Mr. Blandfoot pulled something slowly out of his pocket. Every eye was focused upon his waistcoat, and when the object turned out to be in truth his watch, there was a general sigh, half of relief, half of disappointment.

‘No, no,’ he said, ignoring what was perhaps the most palpable hint Mrs. Marling had ever given in her life.
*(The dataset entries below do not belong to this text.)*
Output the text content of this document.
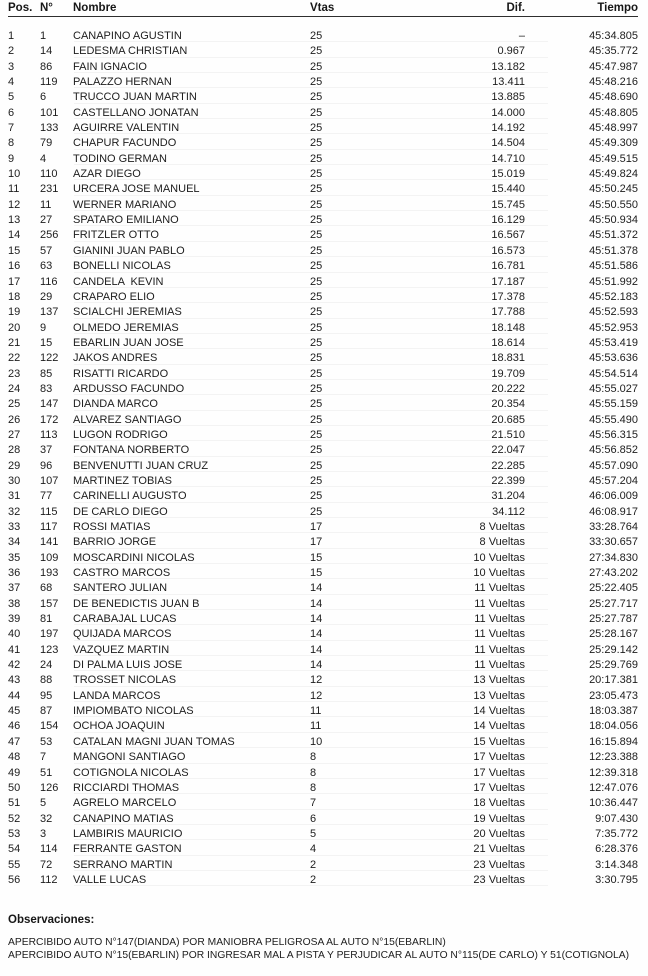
Pos. N°	Nombre	Vtas	Dif.	Tiempo
1	1	CANAPINO AGUSTIN	25	–	45:34.805
2	14	LEDESMA CHRISTIAN	25	0.967	45:35.772
3	86	FAIN IGNACIO	25	13.182	45:47.987
4	119	PALAZZO HERNAN	25	13.411	45:48.216
5	6	TRUCCO JUAN MARTIN	25	13.885	45:48.690
6	101	CASTELLANO JONATAN	25	14.000	45:48.805
7	133	AGUIRRE VALENTIN	25	14.192	45:48.997
8	79	CHAPUR FACUNDO	25	14.504	45:49.309
9	4	TODINO GERMAN	25	14.710	45:49.515
10	110	AZAR DIEGO	25	15.019	45:49.824
11	231	URCERA JOSE MANUEL	25	15.440	45:50.245
12	11	WERNER MARIANO	25	15.745	45:50.550
13	27	SPATARO EMILIANO	25	16.129	45:50.934
14	256	FRITZLER OTTO	25	16.567	45:51.372
15	57	GIANINI JUAN PABLO	25	16.573	45:51.378
16	63	BONELLI NICOLAS	25	16.781	45:51.586
17	116	CANDELA  KEVIN	25	17.187	45:51.992
18	29	CRAPARO ELIO	25	17.378	45:52.183
19	137	SCIALCHI JEREMIAS	25	17.788	45:52.593
20	9	OLMEDO JEREMIAS	25	18.148	45:52.953
21	15	EBARLIN JUAN JOSE	25	18.614	45:53.419
22	122	JAKOS ANDRES	25	18.831	45:53.636
23	85	RISATTI RICARDO	25	19.709	45:54.514
24	83	ARDUSSO FACUNDO	25	20.222	45:55.027
25	147	DIANDA MARCO	25	20.354	45:55.159
26	172	ALVAREZ SANTIAGO	25	20.685	45:55.490
27	113	LUGON RODRIGO	25	21.510	45:56.315
28	37	FONTANA NORBERTO	25	22.047	45:56.852
29	96	BENVENUTTI JUAN CRUZ	25	22.285	45:57.090
30	107	MARTINEZ TOBIAS	25	22.399	45:57.204
31	77	CARINELLI AUGUSTO	25	31.204	46:06.009
32	115	DE CARLO DIEGO	25	34.112	46:08.917
33	117	ROSSI MATIAS	17	8 Vueltas	33:28.764
34	141	BARRIO JORGE	17	8 Vueltas	33:30.657
35	109	MOSCARDINI NICOLAS	15	10 Vueltas	27:34.830
36	193	CASTRO MARCOS	15	10 Vueltas	27:43.202
37	68	SANTERO JULIAN	14	11 Vueltas	25:22.405
38	157	DE BENEDICTIS JUAN B	14	11 Vueltas	25:27.717
39	81	CARABAJAL LUCAS	14	11 Vueltas	25:27.787
40	197	QUIJADA MARCOS	14	11 Vueltas	25:28.167
41	123	VAZQUEZ MARTIN	14	11 Vueltas	25:29.142
42	24	DI PALMA LUIS JOSE	14	11 Vueltas	25:29.769
43	88	TROSSET NICOLAS	12	13 Vueltas	20:17.381
44	95	LANDA MARCOS	12	13 Vueltas	23:05.473
45	87	IMPIOMBATO NICOLAS	11	14 Vueltas	18:03.387
46	154	OCHOA JOAQUIN	11	14 Vueltas	18:04.056
47	53	CATALAN MAGNI JUAN TOMAS	10	15 Vueltas	16:15.894
48	7	MANGONI SANTIAGO	8	17 Vueltas	12:23.388
49	51	COTIGNOLA NICOLAS	8	17 Vueltas	12:39.318
50	126	RICCIARDI THOMAS	8	17 Vueltas	12:47.076
51	5	AGRELO MARCELO	7	18 Vueltas	10:36.447
52	32	CANAPINO MATIAS	6	19 Vueltas	9:07.430
53	3	LAMBIRIS MAURICIO	5	20 Vueltas	7:35.772
54	114	FERRANTE GASTON	4	21 Vueltas	6:28.376
55	72	SERRANO MARTIN	2	23 Vueltas	3:14.348
56	112	VALLE LUCAS	2	23 Vueltas	3:30.795
Observaciones:
APERCIBIDO AUTO N°147(DIANDA) POR MANIOBRA PELIGROSA AL AUTO N°15(EBARLIN)
APERCIBIDO AUTO N°15(EBARLIN) POR INGRESAR MAL A PISTA Y PERJUDICAR AL AUTO N°115(DE CARLO) Y 51(COTIGNOLA)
‘Believe me, there’s plenty of time. Only I should be much obliged if you would send and ask if my car is standing at the door.’

‘I’m afraid all the servants have gone to bed,’ said Mrs. Marling.

The silence that followed this pronouncement was broken by Mrs. Pepperthwaite’s thin piping voice:

‘There must be someone about to give us back our hats and coats.’

Mrs. Marling looked straight in front of her; and a man at the back of the room said in a good natured voice: ‘All right, Blandfoot, I’ll go and look.’

When he had gone the murmur of conversation began again, though Mr. Blandfoot and Mrs. Marling, at their posts on the hearth-rug, contributed nothing to it.